Adapter les enseignements à la singularité du territoire
Cette formation destinées aux formateurs doit permettre aux enseignants du premier degré de disposer davantage d’outils pour que les élèves apprennent à lire, écrire, parler et compter correctement. En effet, en 2022, Mayotte est le département français avec le taux le plus élevé de jeunes considérés en situation d’illettrisme détectés lors des journées Défense et Citoyenneté (JDC) organisée pour les français âgés de 18 ans. A cette occasion un test est effectué et il ne concerne que les jeunes ayant la nationalité française, soit environ 2.700 élèves testés chaque année à Mayotte. Ainsi ce taux atteint 43 % et il est nettement plus élevé que celui des départements qui arrivent juste après comme la Guyane (26 %), la Guadeloupe (14 %), et sans commune mesure avec l’Hexagone où il est de 4,6 %.

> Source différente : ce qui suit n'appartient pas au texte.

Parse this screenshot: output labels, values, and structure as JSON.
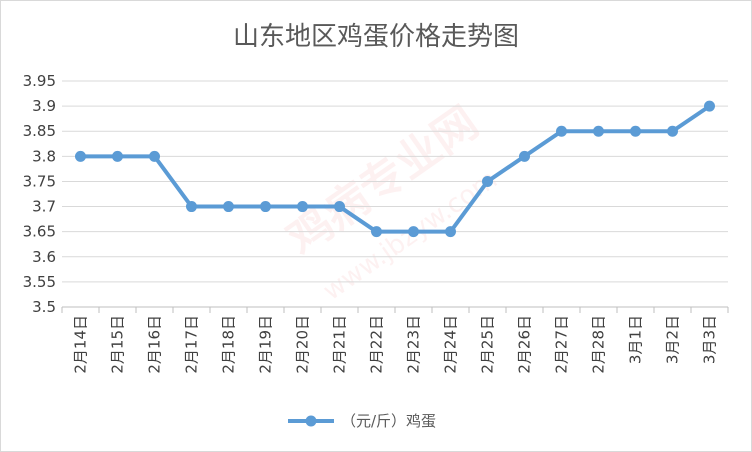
{
  "chart_data": {
    "type": "line",
    "title": "山东地区鸡蛋价格走势图",
    "xlabel": "",
    "ylabel": "",
    "categories": [
      "2月14日",
      "2月15日",
      "2月16日",
      "2月17日",
      "2月18日",
      "2月19日",
      "2月20日",
      "2月21日",
      "2月22日",
      "2月23日",
      "2月24日",
      "2月25日",
      "2月26日",
      "2月27日",
      "2月28日",
      "3月1日",
      "3月2日",
      "3月3日"
    ],
    "series": [
      {
        "name": "（元/斤）鸡蛋",
        "values": [
          3.8,
          3.8,
          3.8,
          3.7,
          3.7,
          3.7,
          3.7,
          3.7,
          3.65,
          3.65,
          3.65,
          3.75,
          3.8,
          3.85,
          3.85,
          3.85,
          3.85,
          3.9
        ],
        "color": "#5b9bd5"
      }
    ],
    "ylim": [
      3.5,
      3.95
    ],
    "yticks": [
      3.5,
      3.55,
      3.6,
      3.65,
      3.7,
      3.75,
      3.8,
      3.85,
      3.9,
      3.95
    ],
    "grid": true,
    "legend": "bottom"
  },
  "watermark": {
    "text": "鸡病专业网",
    "url": "www.jbzyw.com"
  },
  "colors": {
    "grid": "#d9d9d9",
    "axis": "#bfbfbf",
    "series": "#5b9bd5"
  }
}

Aussi cette formation revêt plusieurs objectifs. Tout d’abord de faire l’apprentissage du français dès la maternelle en faisant parler les élèves. Il convient ensuite d’aider les parents d’élèves d’école maternelle à accompagner leurs enfants dans leur scolarité et à comprendre les tenants et les aboutissants de l’école de la République. En outre, l’apprentissage de la lecture et de l’écriture en classe de CP doit être renforcé, notamment en utilisant la méthode NEO (ndlr : cette méthode vise à faciliter l’apprentissage de la lecture et de l’écriture dans toutes les classes de CP en proposant de travailler séparément et simultanément le code et la compréhension). Enfin, les enseignants doivent interagir le plus possible avec les élèves lecteurs mais aussi et surtout avec les non lecteurs.

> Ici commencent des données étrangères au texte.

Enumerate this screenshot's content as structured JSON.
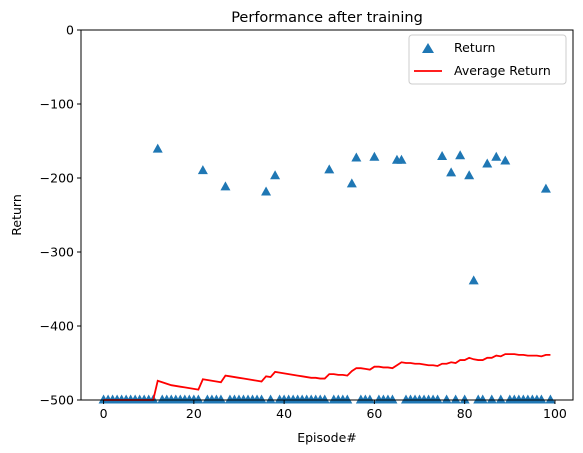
{
  "chart_data": {
    "type": "scatter",
    "title": "Performance after training",
    "xlabel": "Episode#",
    "ylabel": "Return",
    "xlim": [
      -5,
      104
    ],
    "ylim": [
      -500,
      0
    ],
    "xticks": [
      0,
      20,
      40,
      60,
      80,
      100
    ],
    "yticks": [
      -500,
      -400,
      -300,
      -200,
      -100,
      0
    ],
    "xtick_labels": [
      "0",
      "20",
      "40",
      "60",
      "80",
      "100"
    ],
    "ytick_labels": [
      "−500",
      "−400",
      "−300",
      "−200",
      "−100",
      "0"
    ],
    "grid": false,
    "legend_position": "top-right",
    "series": [
      {
        "name": "Return",
        "kind": "scatter",
        "marker": "triangle",
        "color": "#1f77b4",
        "x": [
          0,
          1,
          2,
          3,
          4,
          5,
          6,
          7,
          8,
          9,
          10,
          11,
          12,
          13,
          14,
          15,
          16,
          17,
          18,
          19,
          20,
          21,
          22,
          23,
          24,
          25,
          26,
          27,
          28,
          29,
          30,
          31,
          32,
          33,
          34,
          35,
          36,
          37,
          38,
          39,
          40,
          41,
          42,
          43,
          44,
          45,
          46,
          47,
          48,
          49,
          50,
          51,
          52,
          53,
          54,
          55,
          56,
          57,
          58,
          59,
          60,
          61,
          62,
          63,
          64,
          65,
          66,
          67,
          68,
          69,
          70,
          71,
          72,
          73,
          74,
          75,
          76,
          77,
          78,
          79,
          80,
          81,
          82,
          83,
          84,
          85,
          86,
          87,
          88,
          89,
          90,
          91,
          92,
          93,
          94,
          95,
          96,
          97,
          98,
          99
        ],
        "y": [
          -500,
          -500,
          -500,
          -500,
          -500,
          -500,
          -500,
          -500,
          -500,
          -500,
          -500,
          -500,
          -161,
          -500,
          -500,
          -500,
          -500,
          -500,
          -500,
          -500,
          -500,
          -500,
          -190,
          -500,
          -500,
          -500,
          -500,
          -212,
          -500,
          -500,
          -500,
          -500,
          -500,
          -500,
          -500,
          -500,
          -219,
          -500,
          -197,
          -500,
          -500,
          -500,
          -500,
          -500,
          -500,
          -500,
          -500,
          -500,
          -500,
          -500,
          -189,
          -500,
          -500,
          -500,
          -500,
          -208,
          -173,
          -500,
          -500,
          -500,
          -172,
          -500,
          -500,
          -500,
          -500,
          -176,
          -176,
          -500,
          -500,
          -500,
          -500,
          -500,
          -500,
          -500,
          -500,
          -171,
          -500,
          -193,
          -500,
          -170,
          -500,
          -197,
          -339,
          -500,
          -500,
          -181,
          -500,
          -172,
          -500,
          -177,
          -500,
          -500,
          -500,
          -500,
          -500,
          -500,
          -500,
          -500,
          -215,
          -500
        ]
      },
      {
        "name": "Average Return",
        "kind": "line",
        "color": "#ff0000",
        "x": [
          0,
          1,
          2,
          3,
          4,
          5,
          6,
          7,
          8,
          9,
          10,
          11,
          12,
          13,
          14,
          15,
          16,
          17,
          18,
          19,
          20,
          21,
          22,
          23,
          24,
          25,
          26,
          27,
          28,
          29,
          30,
          31,
          32,
          33,
          34,
          35,
          36,
          37,
          38,
          39,
          40,
          41,
          42,
          43,
          44,
          45,
          46,
          47,
          48,
          49,
          50,
          51,
          52,
          53,
          54,
          55,
          56,
          57,
          58,
          59,
          60,
          61,
          62,
          63,
          64,
          65,
          66,
          67,
          68,
          69,
          70,
          71,
          72,
          73,
          74,
          75,
          76,
          77,
          78,
          79,
          80,
          81,
          82,
          83,
          84,
          85,
          86,
          87,
          88,
          89,
          90,
          91,
          92,
          93,
          94,
          95,
          96,
          97,
          98,
          99
        ],
        "y": [
          -500,
          -500,
          -500,
          -500,
          -500,
          -500,
          -500,
          -500,
          -500,
          -500,
          -500,
          -500,
          -474,
          -476,
          -478,
          -480,
          -481,
          -482,
          -483,
          -484,
          -485,
          -486,
          -472,
          -473,
          -474,
          -475,
          -476,
          -467,
          -468,
          -469,
          -470,
          -471,
          -472,
          -473,
          -474,
          -475,
          -468,
          -469,
          -462,
          -463,
          -464,
          -465,
          -466,
          -467,
          -468,
          -469,
          -470,
          -470,
          -471,
          -471,
          -465,
          -465,
          -466,
          -466,
          -467,
          -461,
          -457,
          -457,
          -458,
          -459,
          -455,
          -455,
          -456,
          -456,
          -457,
          -453,
          -449,
          -450,
          -450,
          -451,
          -451,
          -452,
          -453,
          -453,
          -454,
          -451,
          -451,
          -449,
          -450,
          -446,
          -446,
          -443,
          -445,
          -446,
          -446,
          -443,
          -443,
          -440,
          -441,
          -438,
          -438,
          -438,
          -439,
          -439,
          -440,
          -440,
          -440,
          -441,
          -439,
          -439
        ]
      }
    ]
  }
}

Maintenir les efforts pour rattraper le retard
Même si Mayotte est le département français qui a le plus progressé ces deux dernières années concernant « l’entrée dans la lecture », passant de 30 % en 2021 à 44 % en 2023, « Le chemin à parcourir est encore long », comme le souligne Olivier Hunault, formateur et inspecteur général de l’Éducation nationale en mission à Mayotte. D’après les chiffres du ministère établis à l’occasion d’évaluations, certains élèves de CM1 ne savent ni lire ni écrire, ils sont analphabètes. « Pour ces élèves-là il faut agir… travailler avec eux tous les jours. Songez que 1.000 élèves qui rentrent en 6e à Mayotte ne savent pas lire 10 mots par minute ! Ils sont 3.600 au total pour toute la France. Mayotte représente 1 % des élèves français mais malheureusement 25 % des élèves analphabètes ». Les chiffres présentés par l’inspecteur général sont assez préoccupants puisqu’en 6e, là où la majorité des élèves arrivent à lire 90 mots par minute, à Mayotte les deux tiers sont en grande difficulté et 12 % arrivent au collège en ne sachant pas du tout lire. « Cela représente en moyenne quatre élèves par classe de 6e », précise Olivier Hunault.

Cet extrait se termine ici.